Not in 1990, when we left.
But on the day what waited
was sold and forgotten.
Then the new owner came.
Pulled the walls down.
Put tiles where prayers were said.
Built a wall that killed the willow.
The willow too was cut and sold.
No witness left
to say who lived here.
Now nothing stands.
Not the door.
Not the name on it.
Not the voice that called the cows.
Not the woman who fed the dog,
the birds, the sparrows.
Alas.
No one knows the marigolds ever rotted here.
The house does not wait anymore.
And the keys?
Still in a drawer.
Or rusting in the palm of an old man
who wakes and reaches for a door
that is no longer there.
( Avtar Mota )
Footnotes
1. Garlanding the cows
In 1990, rural and semi-urban Kashmir witnessed something painful. In many Kashmiri Pandit homes, when the family was forced to leave their home , they performed a final Bidai ( farewell) for their cattle Cows and calves were garlanded with marigold flowers. Vermillion Tilaks were done on their head . They were fed, and were left with enough water around them. In this emotional farewell, the animals were kissed, hugged and the house owners touched their feet seeking forgiveness for their inability to take them along.
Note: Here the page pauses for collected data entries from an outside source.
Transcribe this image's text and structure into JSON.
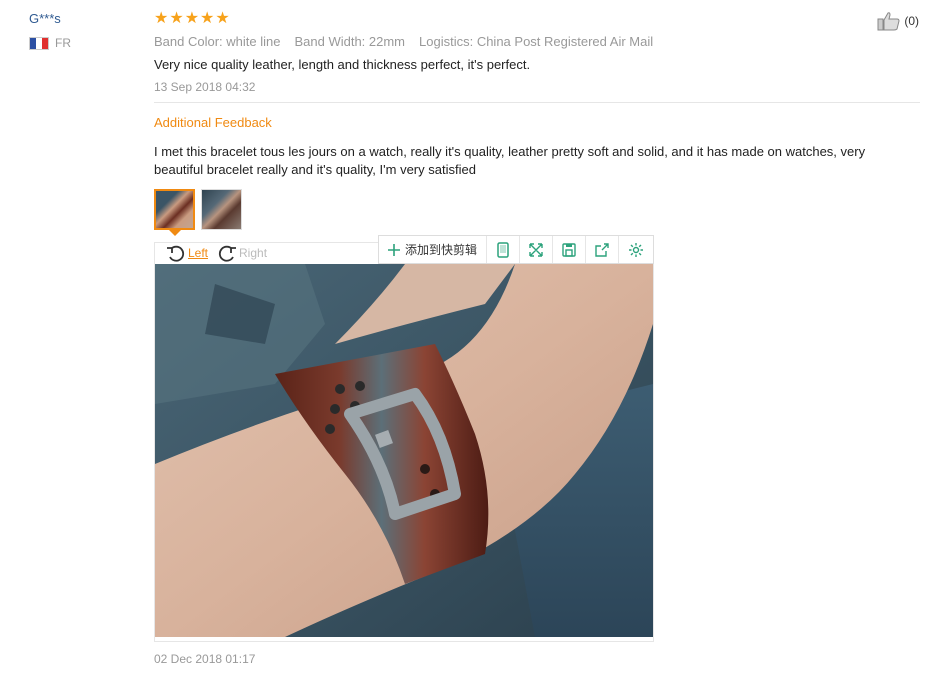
{
  "user": {
    "name": "G***s",
    "country_code": "FR"
  },
  "review": {
    "rating": 5,
    "attributes": [
      "Band Color: white line",
      "Band Width: 22mm",
      "Logistics: China Post Registered Air Mail"
    ],
    "text": "Very nice quality leather, length and thickness perfect, it's perfect.",
    "date": "13 Sep 2018 04:32",
    "likes": "(0)"
  },
  "additional_feedback": {
    "title": "Additional Feedback",
    "text": "I met this bracelet tous les jours on a watch, really it's quality, leather pretty soft and solid, and it has made on watches, very beautiful bracelet really and it's quality, I'm very satisfied",
    "date": "02 Dec 2018 01:17"
  },
  "viewer": {
    "rotate_left_label": "Left",
    "rotate_right_label": "Right",
    "toolbar_add_label": "添加到快剪辑"
  },
  "icons": {
    "star": "star-icon",
    "like": "thumbs-up-icon",
    "flag": "france-flag-icon",
    "rotate_left": "rotate-left-icon",
    "rotate_right": "rotate-right-icon",
    "add": "plus-icon",
    "tb1": "phone-icon",
    "tb2": "expand-icon",
    "tb3": "save-icon",
    "tb4": "share-icon",
    "tb5": "settings-icon"
  },
  "colors": {
    "accent": "#f08a12",
    "link": "#2f5a91",
    "muted": "#999999",
    "toolbar_icon": "#2ca27c"
  }
}
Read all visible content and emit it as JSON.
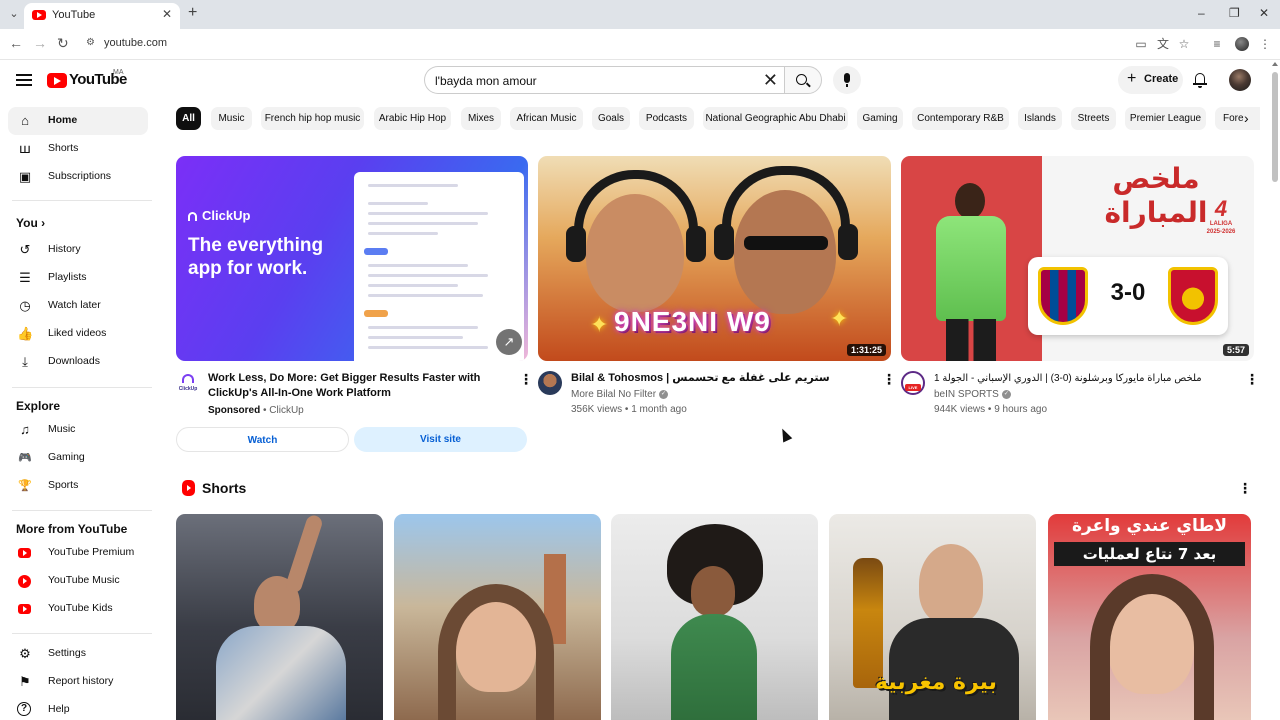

The garlands in their necks became the last act of care before exile.
2. Gonn-Dedh
Gonn- Dedh used to be the name of elderly Kashmiri Pandit woman. This elderly woman often fed the cattle, drew water, and kept the rhythm of the house.
3. Kaawa-paett
Kaawa-paett means the place in the kitchen where fresh prepared food was kept for birds early in the morning .When the house was abandoned, the Kaawa-paett went cold and the birds that came for crumbs found nothing. Further, apart from the Puja room , in many Kashmiri Pandit homes there used to be a small shelf or recess in the wall called a Taaq_or wall niche. That’s where they kept the diya, incense, prayer books, small idol.Every morning and evening a lamp would be lit there. A prayer would be said there.
4 Plunder of deserted houses
In the years that followed 1990, thousands of abandoned Pandit homes were broken into and plundered by miscreants. Furniture, utensils, books, photographs, Puja items, doors frames, windows and even roof beams were taken away. What the exodus did not destroy, neglect and greed did. For many families, the house was emptied twice : first by fear, then by plunder.
5 Baba Demb Market
Baba Demb in Srinagar became known as a place where salvaged material like utensils , gas cylinders , Sharda and Sanskrit manuscripts, , miniature paintings from Puja rooms, idols, and anything marketable that was looted from abandoned Pandit houses was traded. Doors, windows, wooden panels, and fixtures were removed from Pandit homes, reshaped, and sold. A market built on the dismantling of other people’s lives , a trade in grief.